The Class of ’09 entered high school in the twilight of Bush’s first inauguration and has waited to graduate college for morning. And so it was that America raised the coddled children of the gay nineties to be its first brood of purebred cynics. It was not so much that obscure war or our frenetic faith in technology that gave identity to the i-generation as it was the eight-year cultural climate that ensured we’d never learn an idealism that wasn’t irony.

Democracy (or the rank distortion of that ideal we wage and cherish) deals in rancor, but the emotions that erupted Tuesday were more than the triumphant glee of the victor’s supporters; everyone was trying to process foreign feelings, ones beyond relief, ones we’ve never been called on to register. Hugs, beaming grins, crying and cocaine snorts are rote for big nights, but somehow the feeling we shared was something like the stroke of midnight at a New Year’s party if time weren’t arbitrary.

That’s what happened to our generation Tuesday night, and we’re lucky we spent it together and free of our elders’ historically tempered delight.

This Nov. 4, 2008 will always be synonymous with all kinds of significance, but tonight I reflect on something small, soon to be submerged by the symbols. The way I saw John McCain’s concession speech received was unworthy of the occasion and the man. It was the promptest, the humblest and the most generous presidential concession we’ve ever seen, and the howling ridicule of his senility and his tribute to his opponent’s late grandmother were unworthy of the moment and the man.

2008 will go down as the year America renounced its creepy composite Bush-Cheney-Rove figurehead. In fact, we missed our chance four years ago, and I hope we won’t look back on McCain and see a clueless curmudgeon in a George Bush Halloween mask. In spite of the unforgivably editorializing media’s refusal to present us with anything more meaningful than an exorbitant cosmic melodrama, let us try to remember 2008 not as the year of Bill Ayers or even of Sarah Palin, but as the most humane and democratic election since the tyranny of the gotcha networks. The obscene racial politics we were all cringing in anticipation of never came, and the personal assaults were a whisper compared to what we’ve lived to expect. Still, it was a persistent whisper, and perhaps that was the betrayal. Let us try to remember McCain not as the heroically hampered Bush III, the Iago America outwitted, but as the honest thane who went half the way to becoming Macbeth, the Party his Lady. We had glimpses of the zany, charming, sober McCain, compassionate and confident in his heroism—at the Al Smith dinner, on SNL, in this or that interview, in the concession— but mostly we wondered where he was the rest of the time. We witnessed a pathetic personal struggle: whether to run as the nominee of a party built to play the electoral college with no ethical standards, or as himself, the straight-talking maverick (that’s how you say Change in 2000), the media’s erstwhile darling, the partyless reformer who made Kerry’s long-list, the candidate of Hope martyred by the GOP for an incoherent loser. Republican candidates are designed to fight effeminacy and flip-flops; McCain was at war on two fronts, with the machine that once crushed him and with the campaign he wished he had run.
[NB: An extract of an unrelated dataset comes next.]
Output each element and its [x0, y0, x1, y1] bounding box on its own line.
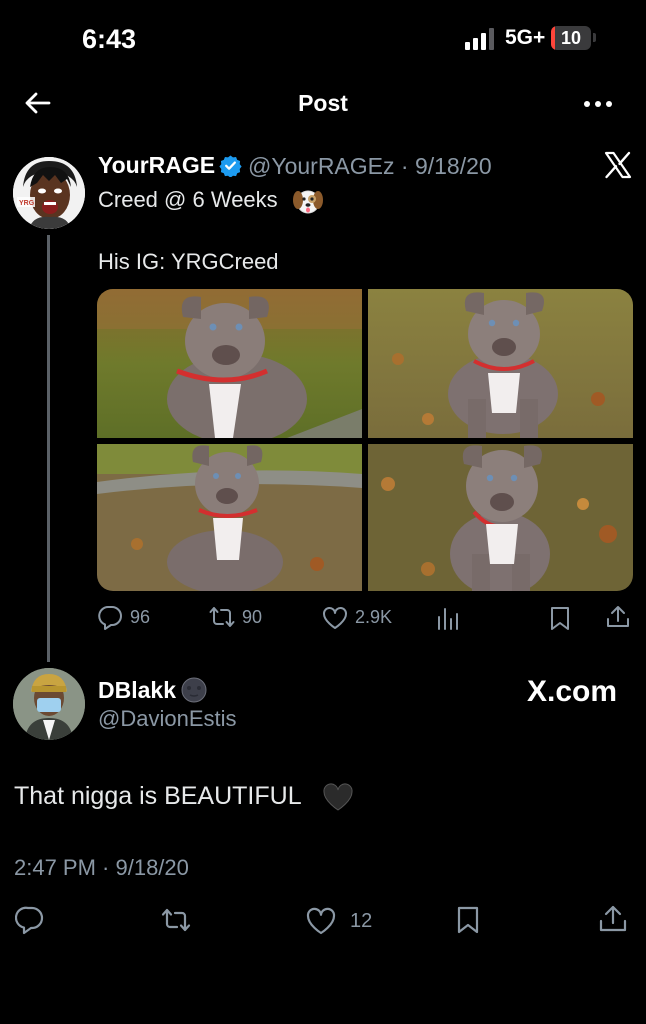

Every defeated candidate acknowledges a rival’s good campaign; no one else capitulates with “deep admiration” for the other man’s “inspiring” voters against him.

It was always written in the stars that this would be a big year for the Democrats. I wish he’d remembered that and stuck to his guns instead of his party’s. History sometimes calls its best men and women to suicide missions.

At least the last ten minutes of the campaign were worthy of the year. I’m thinking also of Hillary Clinton’s maligned and magnanimous defeat. Today we can afford to salute two great American statesmen whose nobility in surrender and valor in battle underlie a moment we must all be proud to share in.